3 de junho de 2017

Henricus Isaac Nell Tempo Di Lorenzo De’ Medici & Maximilian I, 1450-1519 (Alia Vox, 2017)


Não se sabe bem onde começa nem acaba, esta antologia. Aponta 1450 como possível data de nascimento de Isaac, mas anuncia-se através de ‘Palle, palle’, elemento heráldico e grito de guerra dos Médici, mecenas do compositor a partir de 1485. Talvez seja um comentário ao relativo esquecimento em que nos últimos anos caiu a sua obra quando comparada à de Desprez, Obrecht ou de la Rue – ou, melhor, à forma em como o entendimento daquilo que produziu parece depender exclusivamente da biografia dos grandes protetores das artes do Renascimento. Daí, a subordinação titular às figuras de Lourenço, o Magnífico, e de Maximiliano I, seus patronos.

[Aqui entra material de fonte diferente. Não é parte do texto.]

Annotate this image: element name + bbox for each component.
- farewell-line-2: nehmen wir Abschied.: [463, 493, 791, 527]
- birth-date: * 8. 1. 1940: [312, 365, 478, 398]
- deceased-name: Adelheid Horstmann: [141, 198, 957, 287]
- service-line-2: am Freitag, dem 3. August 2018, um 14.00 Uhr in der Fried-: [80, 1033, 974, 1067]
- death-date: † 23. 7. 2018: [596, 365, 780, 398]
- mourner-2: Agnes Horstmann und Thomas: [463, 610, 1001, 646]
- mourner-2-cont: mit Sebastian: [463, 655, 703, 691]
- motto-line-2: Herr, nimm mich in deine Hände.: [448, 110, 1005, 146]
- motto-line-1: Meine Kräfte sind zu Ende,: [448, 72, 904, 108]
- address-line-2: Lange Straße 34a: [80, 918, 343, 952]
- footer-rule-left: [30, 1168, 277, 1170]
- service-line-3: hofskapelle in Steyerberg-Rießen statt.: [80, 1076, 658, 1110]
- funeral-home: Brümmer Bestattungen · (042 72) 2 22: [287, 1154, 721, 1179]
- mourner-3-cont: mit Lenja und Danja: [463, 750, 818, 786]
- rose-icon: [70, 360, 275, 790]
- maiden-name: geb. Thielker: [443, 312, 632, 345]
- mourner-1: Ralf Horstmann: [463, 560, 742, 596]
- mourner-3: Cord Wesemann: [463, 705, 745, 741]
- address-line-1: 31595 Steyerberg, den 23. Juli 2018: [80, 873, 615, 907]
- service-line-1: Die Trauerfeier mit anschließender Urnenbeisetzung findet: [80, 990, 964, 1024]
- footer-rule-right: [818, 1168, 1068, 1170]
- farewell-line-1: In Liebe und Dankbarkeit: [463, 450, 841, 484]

Seja como for, prolonga-se até 1519, no papel, tornando-se extensiva à coroação de Carlos I de Espanha como Imperador, bem como aos ecos daquela “trombeta da verdade”, nas precipitadas palavras de Erasmo de Roterdão, que se pressentia nas teses de Lutero. Como é óbvio, o efeito é perverso. Aliás, as duas últimas peças no CD são contrafacta protestantes: “O Welt, ich muss dich lassen” (a partir de “Innsbruck, ich muss dich lassen” e publicada num hinário luterano de meados do século XVI) e “Christus, filius Dei” (a partir de “Virgo prudentíssima”, omitindo a referência mariana, e divulgada em Nuremberga por volta de 1538). Isto, porque Isaac tinha falecido em 1517, meses antes da Reforma. Não obstante, Jordi Savall dá mostras de querer honrar um facto indesmentível: não fosse a relação de Isaac com a Casa de Habsburgo, o que o transformou numa espécie de símbolo avuncular para sucessivas gerações de instrumentistas, cantores e compositores no Sacro Império Romano-Germânico, e é perfeitamente possível que não se tivesse tornado naquela exceção à regra identificada por Peter Phillips (dos Tallis Scholars) num texto a assinalar o quingentésimo aniversário da sua morte: a do compositor renascentista cuja reputação não se apagou com a extinção da era que o viu nascer. Escute-se aqui “Quis dabit capiti meo aquam”, “Angeli, archangeli” ou “Optime divino”, em inspiradas orquestrações de Savall, e ter-se-á a medida exata dessa transcendência.